Este novelista riojano de trayectoria docente en la ciudad de Buenos Aires y en la bonaerense localidad de Quilmes, antiguo colaborador de la revista Mundial que dirigía Rubén Darío en París, expresó del poema de Quiroga premiado en 1903 por la Academia Literaria del Plata en el Certamen Literario Hispanoamericano “Canto al Ejército de los Andes”, una composición que aplaudió en su momento Guido Spano: “Comparado con ‘El Nido de Cóndores’, de Andrade, y con ‘Los héroes’, de Leopoldo Lugones, -si posible fuera la comparación-, no diremos que es más o menos hermoso, sino que es más humano, menos alegórico, está más al alcance de nuestros ojos y de nuestro corazón.”

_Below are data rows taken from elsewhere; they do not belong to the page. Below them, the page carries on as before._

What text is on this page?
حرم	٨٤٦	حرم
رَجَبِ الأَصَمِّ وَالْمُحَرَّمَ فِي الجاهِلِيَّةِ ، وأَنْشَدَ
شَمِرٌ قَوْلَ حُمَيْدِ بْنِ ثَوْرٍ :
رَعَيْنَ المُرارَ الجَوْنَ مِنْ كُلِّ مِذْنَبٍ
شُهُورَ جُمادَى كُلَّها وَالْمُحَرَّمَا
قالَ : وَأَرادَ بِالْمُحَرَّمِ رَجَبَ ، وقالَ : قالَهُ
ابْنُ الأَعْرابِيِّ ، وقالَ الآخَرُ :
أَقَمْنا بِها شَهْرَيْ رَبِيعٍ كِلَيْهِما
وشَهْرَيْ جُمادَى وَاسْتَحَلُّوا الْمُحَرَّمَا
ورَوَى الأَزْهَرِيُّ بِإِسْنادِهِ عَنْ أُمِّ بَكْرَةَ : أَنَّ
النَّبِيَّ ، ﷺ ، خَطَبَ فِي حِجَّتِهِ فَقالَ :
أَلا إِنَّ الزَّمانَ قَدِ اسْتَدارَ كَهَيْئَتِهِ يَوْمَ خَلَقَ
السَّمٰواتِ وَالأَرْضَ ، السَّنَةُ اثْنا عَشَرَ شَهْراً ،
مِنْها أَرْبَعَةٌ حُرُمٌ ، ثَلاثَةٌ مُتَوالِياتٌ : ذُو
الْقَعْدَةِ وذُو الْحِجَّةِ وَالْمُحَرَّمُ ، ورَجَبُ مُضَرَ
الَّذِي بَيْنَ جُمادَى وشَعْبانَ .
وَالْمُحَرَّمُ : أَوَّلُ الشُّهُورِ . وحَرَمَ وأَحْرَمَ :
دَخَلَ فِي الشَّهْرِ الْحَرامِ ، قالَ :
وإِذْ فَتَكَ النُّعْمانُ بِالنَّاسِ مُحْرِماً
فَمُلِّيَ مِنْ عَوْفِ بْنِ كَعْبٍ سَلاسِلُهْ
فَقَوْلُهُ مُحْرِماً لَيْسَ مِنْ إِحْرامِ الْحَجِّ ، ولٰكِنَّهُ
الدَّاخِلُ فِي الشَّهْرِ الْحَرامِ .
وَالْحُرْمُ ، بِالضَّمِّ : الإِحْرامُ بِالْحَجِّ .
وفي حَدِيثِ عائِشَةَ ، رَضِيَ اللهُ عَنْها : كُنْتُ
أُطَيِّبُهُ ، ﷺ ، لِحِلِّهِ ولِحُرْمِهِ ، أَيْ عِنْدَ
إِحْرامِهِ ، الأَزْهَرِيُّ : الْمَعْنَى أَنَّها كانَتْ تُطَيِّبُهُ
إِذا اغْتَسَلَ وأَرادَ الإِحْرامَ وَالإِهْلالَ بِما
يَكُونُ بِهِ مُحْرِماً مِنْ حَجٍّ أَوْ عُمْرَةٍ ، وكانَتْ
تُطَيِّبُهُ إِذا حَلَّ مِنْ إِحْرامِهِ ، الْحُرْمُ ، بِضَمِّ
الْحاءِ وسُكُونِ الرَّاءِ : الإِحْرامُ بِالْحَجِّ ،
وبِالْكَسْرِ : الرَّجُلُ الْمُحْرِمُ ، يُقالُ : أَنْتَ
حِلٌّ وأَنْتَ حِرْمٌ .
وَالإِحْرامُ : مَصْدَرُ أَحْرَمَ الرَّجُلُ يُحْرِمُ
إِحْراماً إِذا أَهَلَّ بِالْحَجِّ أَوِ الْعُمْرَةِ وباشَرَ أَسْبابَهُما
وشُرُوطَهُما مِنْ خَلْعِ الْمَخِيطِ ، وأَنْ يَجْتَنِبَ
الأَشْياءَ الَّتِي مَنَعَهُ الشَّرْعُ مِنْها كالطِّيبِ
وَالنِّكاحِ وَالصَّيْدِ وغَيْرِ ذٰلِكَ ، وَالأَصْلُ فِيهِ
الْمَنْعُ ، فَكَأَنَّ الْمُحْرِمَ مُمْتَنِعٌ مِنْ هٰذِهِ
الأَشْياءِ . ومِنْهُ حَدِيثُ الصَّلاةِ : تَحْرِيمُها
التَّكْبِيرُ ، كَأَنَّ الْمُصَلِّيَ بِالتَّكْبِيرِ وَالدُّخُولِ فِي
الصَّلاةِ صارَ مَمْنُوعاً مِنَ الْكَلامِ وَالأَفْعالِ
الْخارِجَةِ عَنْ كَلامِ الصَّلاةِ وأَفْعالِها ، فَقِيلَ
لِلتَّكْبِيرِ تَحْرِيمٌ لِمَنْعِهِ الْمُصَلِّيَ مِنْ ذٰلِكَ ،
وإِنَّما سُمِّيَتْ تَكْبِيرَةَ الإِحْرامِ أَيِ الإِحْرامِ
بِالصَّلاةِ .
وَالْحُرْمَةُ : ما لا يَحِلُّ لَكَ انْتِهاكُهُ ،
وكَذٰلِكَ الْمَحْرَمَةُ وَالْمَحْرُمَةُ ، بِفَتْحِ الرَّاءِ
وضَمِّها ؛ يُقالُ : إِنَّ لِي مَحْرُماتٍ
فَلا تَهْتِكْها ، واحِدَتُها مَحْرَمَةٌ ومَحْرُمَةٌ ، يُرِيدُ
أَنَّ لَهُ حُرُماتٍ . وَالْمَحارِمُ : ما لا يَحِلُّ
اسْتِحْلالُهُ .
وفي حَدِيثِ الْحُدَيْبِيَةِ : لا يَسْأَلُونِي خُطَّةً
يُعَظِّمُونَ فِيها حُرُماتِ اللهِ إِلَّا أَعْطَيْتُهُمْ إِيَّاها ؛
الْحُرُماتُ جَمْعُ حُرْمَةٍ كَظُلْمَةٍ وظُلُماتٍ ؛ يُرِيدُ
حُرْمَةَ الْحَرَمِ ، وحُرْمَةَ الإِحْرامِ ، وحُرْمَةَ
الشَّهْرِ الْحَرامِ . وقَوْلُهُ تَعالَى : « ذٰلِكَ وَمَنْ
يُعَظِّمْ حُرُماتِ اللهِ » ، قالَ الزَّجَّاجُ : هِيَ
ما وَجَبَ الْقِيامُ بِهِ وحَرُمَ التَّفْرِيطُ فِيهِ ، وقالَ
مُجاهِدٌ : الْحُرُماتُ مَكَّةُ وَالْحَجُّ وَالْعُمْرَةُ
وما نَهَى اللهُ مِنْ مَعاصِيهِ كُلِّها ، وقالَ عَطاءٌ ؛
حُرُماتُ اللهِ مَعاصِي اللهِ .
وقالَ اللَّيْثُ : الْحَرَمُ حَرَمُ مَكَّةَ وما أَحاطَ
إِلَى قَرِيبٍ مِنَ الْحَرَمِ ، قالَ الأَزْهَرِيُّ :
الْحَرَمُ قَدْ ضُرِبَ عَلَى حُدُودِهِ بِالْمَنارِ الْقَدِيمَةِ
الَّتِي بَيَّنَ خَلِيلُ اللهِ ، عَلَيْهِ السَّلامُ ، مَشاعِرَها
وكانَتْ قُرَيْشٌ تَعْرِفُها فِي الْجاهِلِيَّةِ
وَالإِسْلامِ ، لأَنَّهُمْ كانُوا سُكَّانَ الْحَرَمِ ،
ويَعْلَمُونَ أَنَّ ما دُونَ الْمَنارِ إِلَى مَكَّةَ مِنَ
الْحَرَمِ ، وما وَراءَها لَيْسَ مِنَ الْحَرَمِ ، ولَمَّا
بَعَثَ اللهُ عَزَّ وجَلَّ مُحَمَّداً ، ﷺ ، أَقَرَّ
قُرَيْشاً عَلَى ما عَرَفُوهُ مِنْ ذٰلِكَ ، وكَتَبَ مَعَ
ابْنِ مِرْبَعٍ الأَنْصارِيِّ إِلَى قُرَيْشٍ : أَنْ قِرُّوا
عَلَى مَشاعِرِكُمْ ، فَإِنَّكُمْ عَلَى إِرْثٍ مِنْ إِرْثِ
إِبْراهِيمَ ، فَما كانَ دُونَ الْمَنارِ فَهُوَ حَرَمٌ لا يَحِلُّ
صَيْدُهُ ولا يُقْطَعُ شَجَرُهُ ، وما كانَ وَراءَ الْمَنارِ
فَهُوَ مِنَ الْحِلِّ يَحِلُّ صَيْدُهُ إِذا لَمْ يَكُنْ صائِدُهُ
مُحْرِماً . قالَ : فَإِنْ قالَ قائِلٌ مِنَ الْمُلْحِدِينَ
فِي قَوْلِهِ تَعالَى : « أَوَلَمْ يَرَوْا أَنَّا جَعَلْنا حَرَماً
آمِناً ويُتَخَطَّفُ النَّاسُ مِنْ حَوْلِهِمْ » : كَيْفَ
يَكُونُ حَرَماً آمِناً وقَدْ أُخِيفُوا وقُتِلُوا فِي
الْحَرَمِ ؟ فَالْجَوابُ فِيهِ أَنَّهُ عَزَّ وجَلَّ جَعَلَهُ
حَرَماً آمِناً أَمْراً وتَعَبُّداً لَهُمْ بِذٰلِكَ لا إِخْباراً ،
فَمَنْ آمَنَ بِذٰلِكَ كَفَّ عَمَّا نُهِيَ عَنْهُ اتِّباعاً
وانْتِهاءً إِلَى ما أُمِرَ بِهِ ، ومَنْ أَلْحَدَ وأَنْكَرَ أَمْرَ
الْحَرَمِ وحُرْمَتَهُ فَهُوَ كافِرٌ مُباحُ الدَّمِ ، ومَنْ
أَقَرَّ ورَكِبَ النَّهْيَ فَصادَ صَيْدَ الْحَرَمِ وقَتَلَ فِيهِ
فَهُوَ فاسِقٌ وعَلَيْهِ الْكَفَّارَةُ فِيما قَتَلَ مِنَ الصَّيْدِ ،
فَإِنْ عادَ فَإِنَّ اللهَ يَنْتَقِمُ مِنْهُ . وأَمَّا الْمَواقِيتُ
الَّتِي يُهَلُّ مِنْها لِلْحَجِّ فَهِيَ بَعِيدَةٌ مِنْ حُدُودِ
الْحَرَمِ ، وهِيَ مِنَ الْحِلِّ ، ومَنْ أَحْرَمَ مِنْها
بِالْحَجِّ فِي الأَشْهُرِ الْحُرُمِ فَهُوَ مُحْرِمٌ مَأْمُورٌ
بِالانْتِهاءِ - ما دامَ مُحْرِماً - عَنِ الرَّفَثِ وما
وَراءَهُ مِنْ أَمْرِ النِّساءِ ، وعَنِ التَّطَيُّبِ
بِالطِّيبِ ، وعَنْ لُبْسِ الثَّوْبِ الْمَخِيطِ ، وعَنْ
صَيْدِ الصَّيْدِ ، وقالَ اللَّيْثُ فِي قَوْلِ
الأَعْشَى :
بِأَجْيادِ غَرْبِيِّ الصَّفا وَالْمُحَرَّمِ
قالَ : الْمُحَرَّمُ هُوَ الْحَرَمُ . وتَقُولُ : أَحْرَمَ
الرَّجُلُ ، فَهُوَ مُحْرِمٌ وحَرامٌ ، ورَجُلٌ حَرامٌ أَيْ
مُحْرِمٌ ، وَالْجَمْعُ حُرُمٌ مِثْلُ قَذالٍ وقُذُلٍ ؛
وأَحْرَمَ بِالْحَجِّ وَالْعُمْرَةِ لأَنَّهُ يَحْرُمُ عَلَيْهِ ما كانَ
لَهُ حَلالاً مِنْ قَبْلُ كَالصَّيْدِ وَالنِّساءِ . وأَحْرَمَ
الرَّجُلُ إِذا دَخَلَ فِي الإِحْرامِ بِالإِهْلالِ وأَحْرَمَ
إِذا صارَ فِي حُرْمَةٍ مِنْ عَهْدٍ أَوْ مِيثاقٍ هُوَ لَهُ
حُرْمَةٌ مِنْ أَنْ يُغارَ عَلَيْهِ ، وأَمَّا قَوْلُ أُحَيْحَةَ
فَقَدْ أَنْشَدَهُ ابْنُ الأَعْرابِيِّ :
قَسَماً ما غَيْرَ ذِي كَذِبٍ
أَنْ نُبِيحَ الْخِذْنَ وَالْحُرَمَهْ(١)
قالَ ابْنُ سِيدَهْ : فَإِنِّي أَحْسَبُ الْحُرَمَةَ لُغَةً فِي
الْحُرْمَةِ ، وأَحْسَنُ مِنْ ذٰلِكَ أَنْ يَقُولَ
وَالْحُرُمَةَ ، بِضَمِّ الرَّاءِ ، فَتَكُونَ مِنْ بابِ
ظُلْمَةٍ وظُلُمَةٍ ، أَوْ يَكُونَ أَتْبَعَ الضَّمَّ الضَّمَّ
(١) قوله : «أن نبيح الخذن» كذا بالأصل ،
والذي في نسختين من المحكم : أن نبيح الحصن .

En el homenaje a la hazaña sanmartiniana de los Andes, en la admiración por las heroicidades a cargo de indómitos caudillos indígenas, tanto como en el amor por la naturaleza viva y renovada ante sus ojos abrevó su estro poético, fructificado en versos tan límpidos como cubiertos de polvo los restos arqueológicos dormidos en las capas arcillosas de los territorios del noroeste argentino que Quiroga supo rescatar.